6 まことの信者は、わざの契約としての律法の下におらず、それによって義と認められたり罪に定められたりはしないが(1)、それでも律法は、彼らにも他の人々にも同様に、きわめて有用である。すなわち生活の規準として、神のみ旨と自分の義務を知らせて、ふさわしく歩くように彼らを導き、束縛し(2)、また彼らの性質・心・生活の罪深い汚れをあらわに示し(3)、彼らはそれによって自分を検討して罪をさらに認め、罪のために謙そんになり、それを憎むようになる(4)。それと共に、キリストとその完全な服従についての自分の必要を一層明白に悟るようになる(5)。律法はまた同様に、再生した者にとって、罪を禁じている点で彼らの腐敗を制御するのに有用である(6)。またその威嚇は、彼らが律法に成髄されているのろいから解放されているとはいえ、彼らの罪でさえも何に価するか、また罪のためにこの世でどんな災いを期待すべきか、を示すのに役立つ(7)。同様に律法の諸約束は、服従に対する神の是認と、それを果たした場合、わざの契約としての律法によって彼らに当然のこととしてではないが(8)、どのような祝福を期待できるか、を示す(9)。それで、人が善を行ない悪をやめることは、律法が一方を奨励し他方をとめているゆえ、彼らが律法の下にあって恵みの下にいないということの証拠にはならない(10)。

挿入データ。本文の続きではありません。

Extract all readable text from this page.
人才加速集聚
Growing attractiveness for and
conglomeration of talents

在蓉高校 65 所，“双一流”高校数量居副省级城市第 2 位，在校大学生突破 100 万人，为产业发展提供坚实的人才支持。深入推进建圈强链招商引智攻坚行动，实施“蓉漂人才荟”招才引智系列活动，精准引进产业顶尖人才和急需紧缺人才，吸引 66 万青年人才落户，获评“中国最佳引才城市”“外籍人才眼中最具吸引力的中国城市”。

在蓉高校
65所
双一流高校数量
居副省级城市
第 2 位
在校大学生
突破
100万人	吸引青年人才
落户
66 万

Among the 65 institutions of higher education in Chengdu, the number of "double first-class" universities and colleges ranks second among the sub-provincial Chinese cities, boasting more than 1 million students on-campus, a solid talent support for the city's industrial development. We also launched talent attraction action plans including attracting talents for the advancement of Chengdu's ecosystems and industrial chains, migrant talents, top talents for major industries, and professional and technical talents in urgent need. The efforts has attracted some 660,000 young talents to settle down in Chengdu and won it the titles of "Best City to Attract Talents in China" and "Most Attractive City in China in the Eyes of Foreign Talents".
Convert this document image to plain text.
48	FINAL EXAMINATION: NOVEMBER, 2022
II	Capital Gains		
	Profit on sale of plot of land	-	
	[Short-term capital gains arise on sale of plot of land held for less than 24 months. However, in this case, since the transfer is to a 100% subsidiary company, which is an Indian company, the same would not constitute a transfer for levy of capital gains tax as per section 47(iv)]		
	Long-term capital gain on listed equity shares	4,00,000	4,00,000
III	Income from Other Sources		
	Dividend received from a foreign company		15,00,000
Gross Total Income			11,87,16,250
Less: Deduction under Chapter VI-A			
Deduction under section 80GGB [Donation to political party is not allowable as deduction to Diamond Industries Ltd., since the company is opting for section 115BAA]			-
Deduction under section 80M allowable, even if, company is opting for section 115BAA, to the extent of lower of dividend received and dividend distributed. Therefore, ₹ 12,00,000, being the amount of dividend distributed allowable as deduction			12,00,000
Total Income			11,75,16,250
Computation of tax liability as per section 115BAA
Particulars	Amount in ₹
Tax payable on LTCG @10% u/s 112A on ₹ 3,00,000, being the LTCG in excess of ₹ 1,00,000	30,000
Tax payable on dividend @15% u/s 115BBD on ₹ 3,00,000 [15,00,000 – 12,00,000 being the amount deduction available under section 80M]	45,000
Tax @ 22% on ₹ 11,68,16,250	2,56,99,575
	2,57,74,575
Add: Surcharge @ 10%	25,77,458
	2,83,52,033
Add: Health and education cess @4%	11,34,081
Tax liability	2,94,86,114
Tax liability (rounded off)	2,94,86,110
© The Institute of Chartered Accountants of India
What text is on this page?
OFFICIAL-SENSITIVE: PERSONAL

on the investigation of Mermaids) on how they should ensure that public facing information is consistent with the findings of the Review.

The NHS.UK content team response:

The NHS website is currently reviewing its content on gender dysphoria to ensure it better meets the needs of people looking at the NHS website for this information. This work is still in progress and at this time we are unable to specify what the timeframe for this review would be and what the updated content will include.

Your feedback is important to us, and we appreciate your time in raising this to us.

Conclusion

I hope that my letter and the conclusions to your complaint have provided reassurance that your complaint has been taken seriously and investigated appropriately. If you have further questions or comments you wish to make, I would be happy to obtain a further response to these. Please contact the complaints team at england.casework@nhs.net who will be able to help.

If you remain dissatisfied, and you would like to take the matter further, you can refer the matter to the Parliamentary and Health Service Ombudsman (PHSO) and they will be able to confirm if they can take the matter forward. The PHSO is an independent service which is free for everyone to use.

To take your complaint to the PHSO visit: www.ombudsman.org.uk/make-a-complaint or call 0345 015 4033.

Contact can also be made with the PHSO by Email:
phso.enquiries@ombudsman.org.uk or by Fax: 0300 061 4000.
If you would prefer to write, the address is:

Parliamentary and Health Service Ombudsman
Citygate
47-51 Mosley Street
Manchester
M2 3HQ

  1 ロマ6:14、ガラテヤ2:16、ガラテヤ3:13、ガラテヤ4:4,5、行伝13:39、ロマ8:1
  2 ロマ7:12,22,25、詩119:4-6、Tコリント7:19、ガラテヤ5:14,16,18-23
  3 ロマ7:7、ロマ3:20
  4 ヤコブ1:23-25、ロマ7:9,14,24
  5 ガラテヤ3:24、ロマ7:24(*)、ロマ8:3,4
     *ロマ7:24,25が正しい
  6 ヤコブ2:11、詩119:101,104,128
  7 エズラ9:13,14、詩89:30-34(31-35)
  8 ガラテヤ2:16、ルカ17:10
  9 レビ26:1-14、Uコリント6:16(*)、エペソ6:2,3、詩37:11、マタイ5:5(**)、詩19:11(12)
     *レビ26:1-14をUコリント6:16と比較
     **詩編37:11をマタイ5:5と比較
  10 ロマ6:12,14、Tペテロ3:8-12、詩34:12-16(13-17)(*)、ヘブル12:28,29
     *Tペテロ3:8-12を詩34:12-16(13-17)と比較


7 上に述べた律法の用途は、福音の恵みに反対せず、かえって、見事にそれにかなっている(1)。すなわちキリストのみたまは、律法に啓示された神のみ旨が行なうように求めていることを、自由に喜んでなすように、人間の意志を従わせ、またそれをなす力を与えられる(2)。